No one is removing the risk from the financial markets. We're just taking steps to ensure that when Wall Street stumbles, the rest of us lose less than, say, some CEO's.

Saturday, September 20, 2008

Talk then Drive

More and more data show the danger of chatting on the phone while driving, but it's a hard societal habit to break. It's convenient, and the danger isn't immediately apparent.

Yet society has moved beyond other convenient behaviors in the past. Spitting on the street was once common, as was relieving oneself on the side of a building. That still happens here and there, but it's not generally seen on every block each day.

In many areas, public bathrooms reduce trouble on the street. Would more frequent rest-stops or cell-phone side-lots encourage people to talk, then drive?

Friday, September 19, 2008

Wall Street's Fall Guy

The market isn't the only thing in turmoil this week; so is honesty in politics.

As recently as two months ago, the head of the Securities and Exchange Commission was considered a top contender for the Republican vice presidential nomination. Christopher Cox has been long appreciated by conservatives, and he'd done a surprisingly good job of reassuring liberals, who feared he would be too passive in his post. 

Cox reinvigorated the S.E.C. and the conservative American Spectator called him "the best [VP] choice, bar none."

Now John McCain is saying Cox "has betrayed the public trust," and "If I were president today, I'd fire him."

What happened?

Nothing that Cox did, or didn't do.
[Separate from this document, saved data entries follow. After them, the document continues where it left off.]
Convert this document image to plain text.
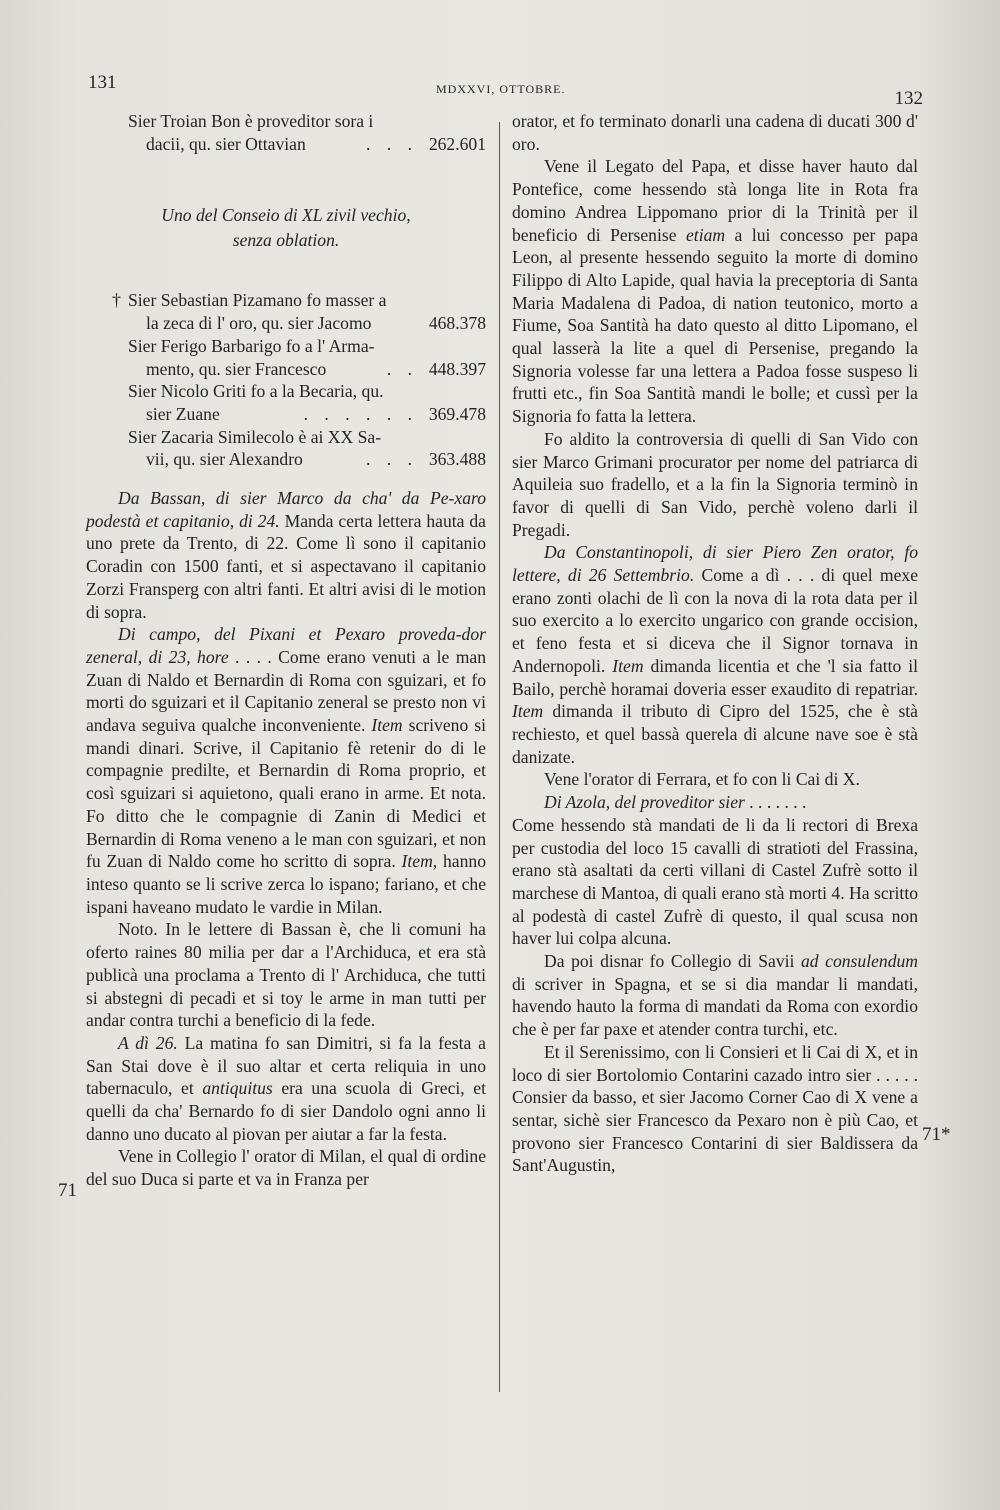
131	MDXXVI, OTTOBRE.	132
71
71*
Sier Troian Bon è proveditor sora i
dacii, qu. sier Ottavian	. . . 262.601

Uno del Conseio di XL zivil vechio,

senza oblation.

† Sier Sebastian Pizamano fo masser a
la zeca di l' oro, qu. sier Jacomo	468.378
Sier Ferigo Barbarigo fo a l' Arma-
mento, qu. sier Francesco	. . 448.397
Sier Nicolo Griti fo a la Becaria, qu.
sier Zuane	. . . . . . 369.478
Sier Zacaria Similecolo è ai XX Sa-
vii, qu. sier Alexandro	. . . 363.488

Da Bassan, di sier Marco da cha' da Pe-xaro podestà et capitanio, di 24. Manda certa lettera hauta da uno prete da Trento, di 22. Come lì sono il capitanio Coradin con 1500 fanti, et si aspectavano il capitanio Zorzi Fransperg con altri fanti. Et altri avisi di le motion di sopra.

Di campo, del Pixani et Pexaro proveda-dor zeneral, di 23, hore . . . . Come erano venuti a le man Zuan di Naldo et Bernardin di Roma con sguizari, et fo morti do sguizari et il Capitanio zeneral se presto non vi andava seguiva qualche inconveniente. Item scriveno si mandi dinari. Scrive, il Capitanio fè retenir do di le compagnie predilte, et Bernardin di Roma proprio, et così sguizari si aquietono, quali erano in arme. Et nota. Fo ditto che le compagnie di Zanin di Medici et Bernardin di Roma veneno a le man con sguizari, et non fu Zuan di Naldo come ho scritto di sopra. Item, hanno inteso quanto se li scrive zerca lo ispano; fariano, et che ispani haveano mudato le vardie in Milan.

Noto. In le lettere di Bassan è, che li comuni ha oferto raines 80 milia per dar a l'Archiduca, et era stà publicà una proclama a Trento di l' Archiduca, che tutti si abstegni di pecadi et si toy le arme in man tutti per andar contra turchi a beneficio di la fede.

A dì 26. La matina fo san Dimitri, si fa la festa a San Stai dove è il suo altar et certa reliquia in uno tabernaculo, et antiquitus era una scuola di Greci, et quelli da cha' Bernardo fo di sier Dandolo ogni anno li danno uno ducato al piovan per aiutar a far la festa.

Vene in Collegio l' orator di Milan, el qual di ordine del suo Duca si parte et va in Franza per

orator, et fo terminato donarli una cadena di ducati 300 d' oro.

Vene il Legato del Papa, et disse haver hauto dal Pontefice, come hessendo stà longa lite in Rota fra domino Andrea Lippomano prior di la Trinità per il beneficio di Persenise etiam a lui concesso per papa Leon, al presente hessendo seguito la morte di domino Filippo di Alto Lapide, qual havia la preceptoria di Santa Maria Madalena di Padoa, di nation teutonico, morto a Fiume, Soa Santità ha dato questo al ditto Lipomano, el qual lasserà la lite a quel di Persenise, pregando la Signoria volesse far una lettera a Padoa fosse suspeso li frutti etc., fin Soa Santità mandi le bolle; et cussì per la Signoria fo fatta la lettera.

Fo aldito la controversia di quelli di San Vido con sier Marco Grimani procurator per nome del patriarca di Aquileia suo fradello, et a la fin la Signoria terminò in favor di quelli di San Vido, perchè voleno darli il Pregadi.

Da Constantinopoli, di sier Piero Zen orator, fo lettere, di 26 Settembrio. Come a dì . . . di quel mexe erano zonti olachi de lì con la nova di la rota data per il suo exercito a lo exercito ungarico con grande occision, et feno festa et si diceva che il Signor tornava in Andernopoli. Item dimanda licentia et che 'l sia fatto il Bailo, perchè horamai doveria esser exaudito di repatriar. Item dimanda il tributo di Cipro del 1525, che è stà rechiesto, et quel bassà querela di alcune nave soe è stà danizate.

Vene l'orator di Ferrara, et fo con li Cai di X.

Di Azola, del proveditor sier . . . . . . .

Come hessendo stà mandati de li da li rectori di Brexa per custodia del loco 15 cavalli di stratioti del Frassina, erano stà asaltati da certi villani di Castel Zufrè sotto il marchese di Mantoa, di quali erano stà morti 4. Ha scritto al podestà di castel Zufrè di questo, il qual scusa non haver lui colpa alcuna.

Da poi disnar fo Collegio di Savii ad consulendum di scriver in Spagna, et se si dia mandar li mandati, havendo hauto la forma di mandati da Roma con exordio che è per far paxe et atender contra turchi, etc.

Et il Serenissimo, con li Consieri et li Cai di X, et in loco di sier Bortolomio Contarini cazado intro sier . . . . . Consier da basso, et sier Jacomo Corner Cao di X vene a sentar, sichè sier Francesco da Pexaro non è più Cao, et provono sier Francesco Contarini di sier Baldissera da Sant'Augustin,
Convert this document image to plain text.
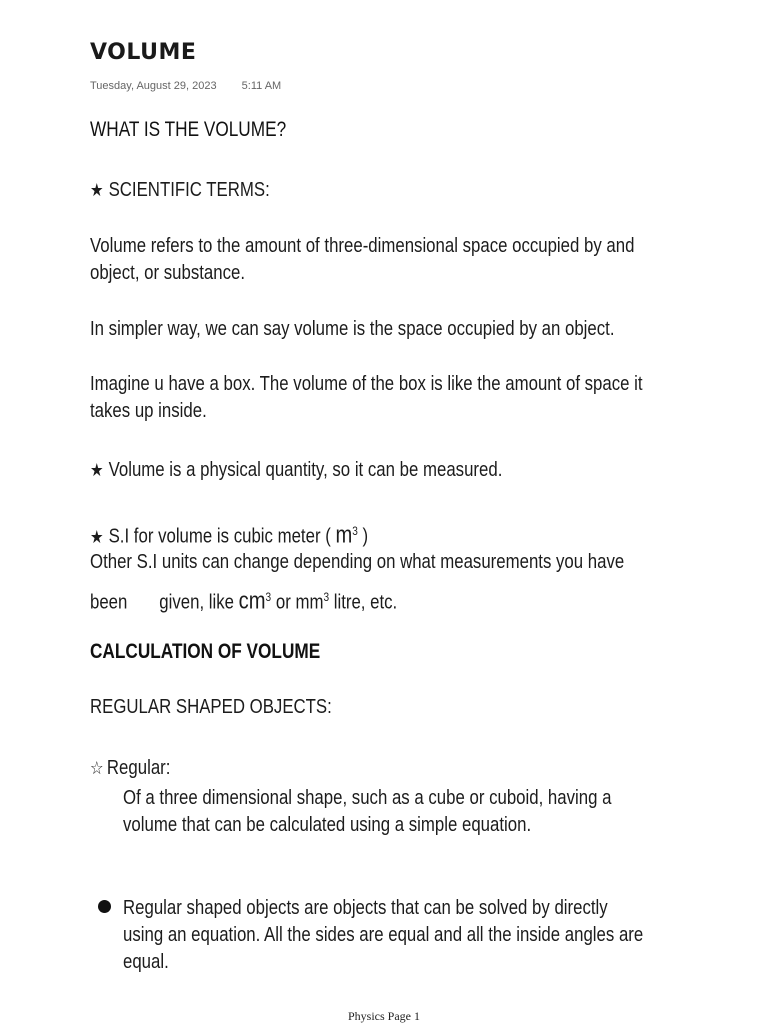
VOLUME
Tuesday, August 29, 2023 5:11 AM
WHAT IS THE VOLUME?
★ SCIENTIFIC TERMS:
Volume refers to the amount of three-dimensional space occupied by and
object, or substance.
In simpler way, we can say volume is the space occupied by an object.
Imagine u have a box. The volume of the box is like the amount of space it
takes up inside.
★ Volume is a physical quantity, so it can be measured.
★ S.I for volume is cubic meter ( $m^3$ )
Other S.I units can change depending on what measurements you have
been given, like $cm^3$ or $mm^3$ litre, etc.
CALCULATION OF VOLUME
REGULAR SHAPED OBJECTS:
☆ Regular:
Of a three dimensional shape, such as a cube or cuboid, having a
volume that can be calculated using a simple equation.
Regular shaped objects are objects that can be solved by directly
using an equation. All the sides are equal and all the inside angles are
equal.
Physics Page 1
He moved actively to address market problems, and weeks ago, increased criticism of "naked" short sellers seeking to profit from a falling market... the very problem that prompted McCain's comments. Cox's fault here was being in the line of fire.

The McCain criticism is all the more disingenuous because Republicans have been clamoring for less market intervention, not more. It's hard to pick up a newspaper - before today, at least - without reading about conservatives moaning about 'moral hazard' (the presumption firms will assume even more risk if they believe the government will save them. See my next blog entry for more on this canard). 

It's even worse when you consider how Cox arrived at the S.E.C.. The first Bush appointee, Harvey Pitt, resigned under universal criticism of his passive approach (called a "patsy for accounting firms," even the Wall Street Journal called on him to step down.) His replacement, William Webster, wasn't much better. Remember that when President Bush spoke on Wall Street during the first market crisis of his administration, markets fell on news that he wanted to reduce regulation.

Today's Republicans (my apologies to anyone who, like me, believed in the values of Goldwater or the early Reagan years) believe that government action is always bad. But Wall Street does not. When things are going well, firms want the government to keep a safe distance, but in times of crisis, they want America's safety net to be a strong one.

Cox has been the most forward-thinking S.E.C. chairman in several years. He's no Arthur Levitt (Clinton's brilliant appointee), but he's a huge step ahead of his immediate predecessors and a market supervisor who has played a more active role than most Republicans have endorsed.

And now they're attacking him for doing too little?